Five boys enter a public toilet. Sounds like a set-up waiting for a punchline. There are plenty of jokes in this play but there’s more than meets the eye, bubbling underneath the surface.

“Boys on the Verge of Tears” follows several male characters of different ages, waltzing in and out of cubicles. You watch them grow from clumsy little boys to cocky teenagers, angsty adults and regretful older gents. The incredibly talented and versatile cast (Matthew Beard, David Carlyle, Calvin Demba, Tom Espiner and Maanuv Thiara) successfully embodies manhood in all these nuances.

Writer Sam Grabiner strikes the perfect chord: within the first half hour, he has his audience laughing with scenes of men’s proverbial poor toilet etiquette and genitalia obsession played by the adult cast acting as kids and teens.
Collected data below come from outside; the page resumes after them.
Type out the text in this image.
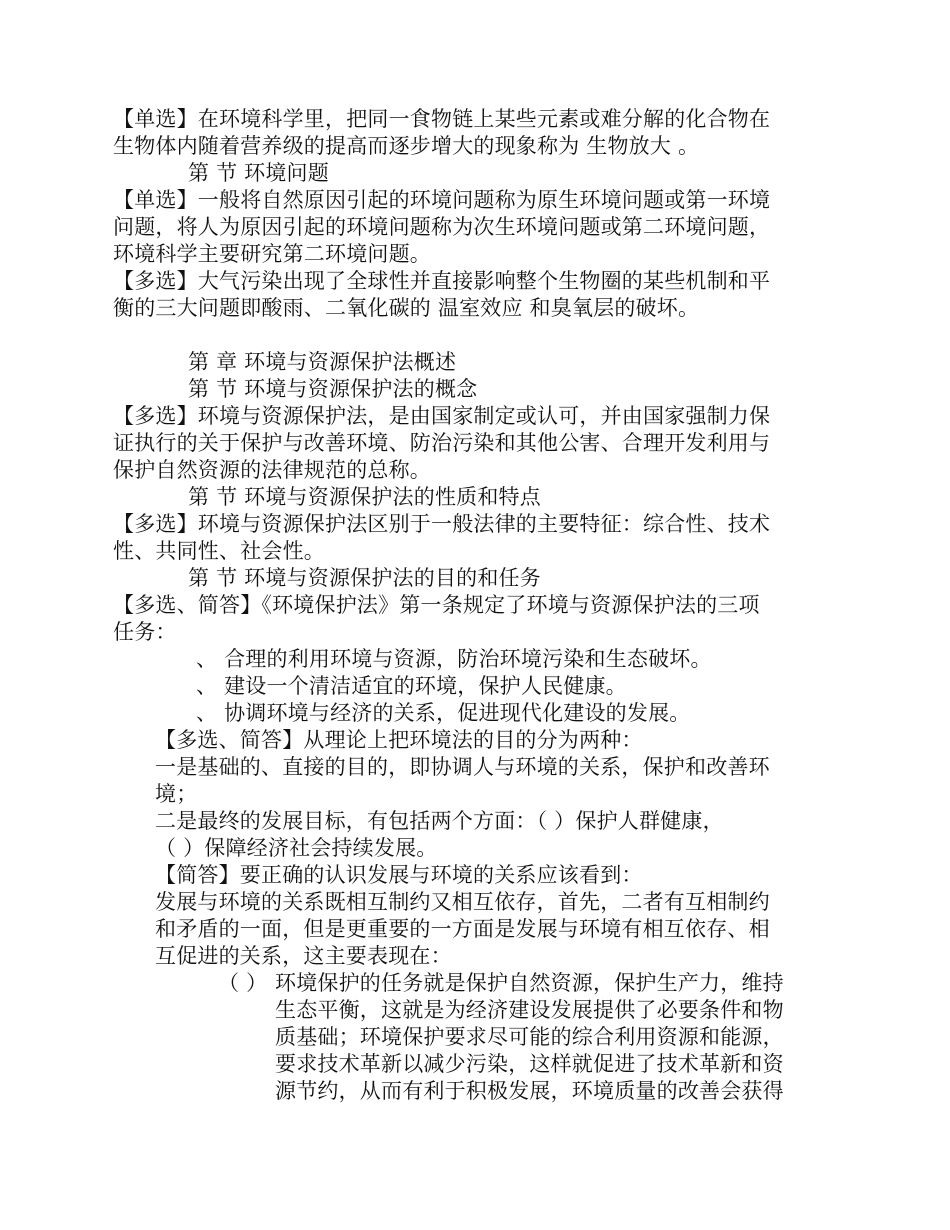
【单选】在环境科学里，把同一食物链上某些元素或难分解的化合物在
生物体内随着营养级的提高而逐步增大的现象称为 生物放大 。
第 节 环境问题
【单选】一般将自然原因引起的环境问题称为原生环境问题或第一环境
问题，将人为原因引起的环境问题称为次生环境问题或第二环境问题，
环境科学主要研究第二环境问题。
【多选】大气污染出现了全球性并直接影响整个生物圈的某些机制和平
衡的三大问题即酸雨、二氧化碳的 温室效应 和臭氧层的破坏。
第 章 环境与资源保护法概述
第 节 环境与资源保护法的概念
【多选】环境与资源保护法，是由国家制定或认可，并由国家强制力保
证执行的关于保护与改善环境、防治污染和其他公害、合理开发利用与
保护自然资源的法律规范的总称。
第 节 环境与资源保护法的性质和特点
【多选】环境与资源保护法区别于一般法律的主要特征：综合性、技术
性、共同性、社会性。
第 节 环境与资源保护法的目的和任务
【多选、简答】《环境保护法》第一条规定了环境与资源保护法的三项
任务：
、 合理的利用环境与资源，防治环境污染和生态破坏。
、 建设一个清洁适宜的环境，保护人民健康。
、 协调环境与经济的关系，促进现代化建设的发展。
【多选、简答】从理论上把环境法的目的分为两种：
一是基础的、直接的目的，即协调人与环境的关系，保护和改善环
境；
二是最终的发展目标，有包括两个方面：（ ）保护人群健康，
（ ）保障经济社会持续发展。
【简答】要正确的认识发展与环境的关系应该看到：
发展与环境的关系既相互制约又相互依存，首先，二者有互相制约
和矛盾的一面，但是更重要的一方面是发展与环境有相互依存、相
互促进的关系，这主要表现在：
（ ） 环境保护的任务就是保护自然资源，保护生产力，维持
生态平衡，这就是为经济建设发展提供了必要条件和物
质基础；环境保护要求尽可能的综合利用资源和能源，
要求技术革新以减少污染，这样就促进了技术革新和资
源节约，从而有利于积极发展，环境质量的改善会获得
It’s funny but never surreal. He then subtly shifts the gear towards more serious issues like violence, anger management, substance abuse and relationships with females and femininity. There’s something unsettling about these men playing with knives, calling each other mate but always ready to pounce to hide their flaws and insecurities. And then carrying on, like nothing happened. Letting other people clean up their mess.

I can’t think of a more suitable setting for this play; the public toilets (very realistically designed by Ashley Martin-Davis) look like a modern version of a men’s club: it’s a man’s world with men’s rules. But it’s also a very exposing and private context to be in. It’s this duality that offers great opportunities for gender exploration whilst anchoring the text in a conversation-like tone. Nothing is forced or preachy. It flows naturally. We’ve met these men before in our everyday life.

The direction is sleek and steady. James Macdonald effortlessly orchestrates a 100-minute rollercoaster, delivering a kaleidoscopic tale that never ceases to engage the audience.

Regardless of their actual age, there’s something man-child about these characters. They may look like adults, but their emotional intelligence is sometimes lacking. It’s the price of becoming “a strong man”: feeling ashamed of their emotions. This suffering stays deeply buried for most of their life. And even when it’s spoken out loud, there’s no guarantee it will be heard by their fellow men. They fear it so they repress it. We are our fathers’ sons; but we’re also responsible for our actions and for what we pass on to future generations. The good and the bad. Changing is hard but possible. By the end of the play, I felt for these men. They’re each other best friends and enemies. A collective with a golden rule. Don’t cry.


Runs at Soho Theatre- Dean Street until 18th May.